Monthly Archives: April 2010

Stephen Wolfram’s computable universe

I love Wolfram Alpha and think it has deep implications for our relationship with information, indeed our use of language both in a human-computer interaction sense and as a vehicle for passing information to each other.

In this video from TED2010, Stephen Wolfram lays out (and his language and presentation had developed considerably since Alpha was launched a year ago) where Alpha fits as an exploration of a computable universe, enabling the experimental marriage of the precision of mathematics with the messiness of the real world.

This video is both radical and incremental: Radical in its bold statement that a thought experiment such as computable universes (see Neal Stephenson’s In the beginning was…the command line, specifically the last chapter, for an entertaining explanation) actually could be generated and investigated is as radical as anything Wolfram has ever proposed. The idea of democratization of programming, on the other hand, is as old as COBOL – and I don’t think Alpha or Mathematica is going to provide it – though it might go some way, particularly if Alpha gains some market share and the idea of computing things in real time rather than accessing stored computations takes hold.

Anyway – see the video, enjoy the spark of ideas you get from it – and try out Wolfram Alpha. My best candidate for the "insert brief insightful summary research" button I always have been looking for on my keyboard.

A cruel and incomprehensive war

My War Gone By, I Miss It So My War Gone By, I Miss It So by Anthony Loyd

My rating: 4 of 5 stars Anthony Loyd goes to the war in the former Yugoslavia as an observer – well, let’s be honest, a tourist – and then gradually succumbs to the fascination, tinged with shame, of observing something surreal, dangerous, and yet so central to Europe.

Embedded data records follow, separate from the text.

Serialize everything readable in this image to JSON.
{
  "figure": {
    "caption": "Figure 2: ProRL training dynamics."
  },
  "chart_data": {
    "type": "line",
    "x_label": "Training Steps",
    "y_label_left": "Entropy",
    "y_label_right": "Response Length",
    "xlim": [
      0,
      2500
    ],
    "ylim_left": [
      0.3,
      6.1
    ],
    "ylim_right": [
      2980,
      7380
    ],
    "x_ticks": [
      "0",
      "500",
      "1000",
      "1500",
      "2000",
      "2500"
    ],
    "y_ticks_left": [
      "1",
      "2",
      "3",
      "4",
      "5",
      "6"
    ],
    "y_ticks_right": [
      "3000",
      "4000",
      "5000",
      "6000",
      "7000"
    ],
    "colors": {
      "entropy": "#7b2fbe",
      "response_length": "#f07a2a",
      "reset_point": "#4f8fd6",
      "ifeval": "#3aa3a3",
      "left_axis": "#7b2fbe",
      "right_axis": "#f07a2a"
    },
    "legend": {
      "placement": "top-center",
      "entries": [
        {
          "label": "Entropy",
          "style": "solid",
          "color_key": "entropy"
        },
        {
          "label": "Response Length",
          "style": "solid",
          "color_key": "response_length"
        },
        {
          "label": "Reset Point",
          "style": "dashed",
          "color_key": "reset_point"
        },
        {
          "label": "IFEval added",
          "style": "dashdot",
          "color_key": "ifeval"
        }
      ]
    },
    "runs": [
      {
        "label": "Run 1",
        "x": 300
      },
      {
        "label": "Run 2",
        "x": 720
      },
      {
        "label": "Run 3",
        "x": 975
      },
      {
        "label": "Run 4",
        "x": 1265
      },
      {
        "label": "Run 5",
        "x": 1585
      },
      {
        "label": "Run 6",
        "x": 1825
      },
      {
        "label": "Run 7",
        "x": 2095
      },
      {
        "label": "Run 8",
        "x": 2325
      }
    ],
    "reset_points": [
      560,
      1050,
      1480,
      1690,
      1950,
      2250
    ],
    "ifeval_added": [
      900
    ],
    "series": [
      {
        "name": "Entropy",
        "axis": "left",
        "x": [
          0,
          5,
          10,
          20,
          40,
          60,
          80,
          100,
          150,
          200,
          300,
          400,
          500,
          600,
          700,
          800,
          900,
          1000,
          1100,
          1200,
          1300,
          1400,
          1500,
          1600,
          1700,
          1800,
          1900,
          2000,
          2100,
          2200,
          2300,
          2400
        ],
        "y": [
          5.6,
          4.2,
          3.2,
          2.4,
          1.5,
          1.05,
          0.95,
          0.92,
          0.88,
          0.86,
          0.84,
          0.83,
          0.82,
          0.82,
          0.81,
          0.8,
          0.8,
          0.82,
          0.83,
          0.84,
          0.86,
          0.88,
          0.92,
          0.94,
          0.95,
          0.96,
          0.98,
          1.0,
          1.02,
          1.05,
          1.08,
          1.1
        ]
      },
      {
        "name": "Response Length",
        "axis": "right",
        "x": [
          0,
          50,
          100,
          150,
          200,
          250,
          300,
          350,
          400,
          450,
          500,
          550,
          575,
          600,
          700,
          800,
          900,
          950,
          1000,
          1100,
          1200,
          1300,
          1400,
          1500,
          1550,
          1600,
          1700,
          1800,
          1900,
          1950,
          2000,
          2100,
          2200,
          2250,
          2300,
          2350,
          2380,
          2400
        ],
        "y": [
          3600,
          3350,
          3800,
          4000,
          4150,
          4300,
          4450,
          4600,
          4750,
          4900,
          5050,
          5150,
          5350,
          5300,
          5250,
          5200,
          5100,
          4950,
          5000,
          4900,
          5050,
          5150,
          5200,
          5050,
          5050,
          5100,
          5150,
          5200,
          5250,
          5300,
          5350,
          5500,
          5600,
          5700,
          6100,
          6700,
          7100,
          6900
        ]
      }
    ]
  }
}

The complex and cruel war between Serbs, Croats, Bosnians, Muslims and other overlapping and changing factions was a gruesome continuation of centuries of internecine fighting that was only temporarily halted by the Tito regime – close to a quarter million people dead, yet curiously disregarded by the European press.

Loyd gradually becomes a war correspondent, seemingly more for financial reasons – and to have a proper reason to be where he was – than because of an interest in a career. He turns out to be good at it, yet maintains his distance, and his heroin addiction. In the end you are left with painfully memorable descriptions of individual and mass tragedies – and you still don’t know much about the person doing the reporting.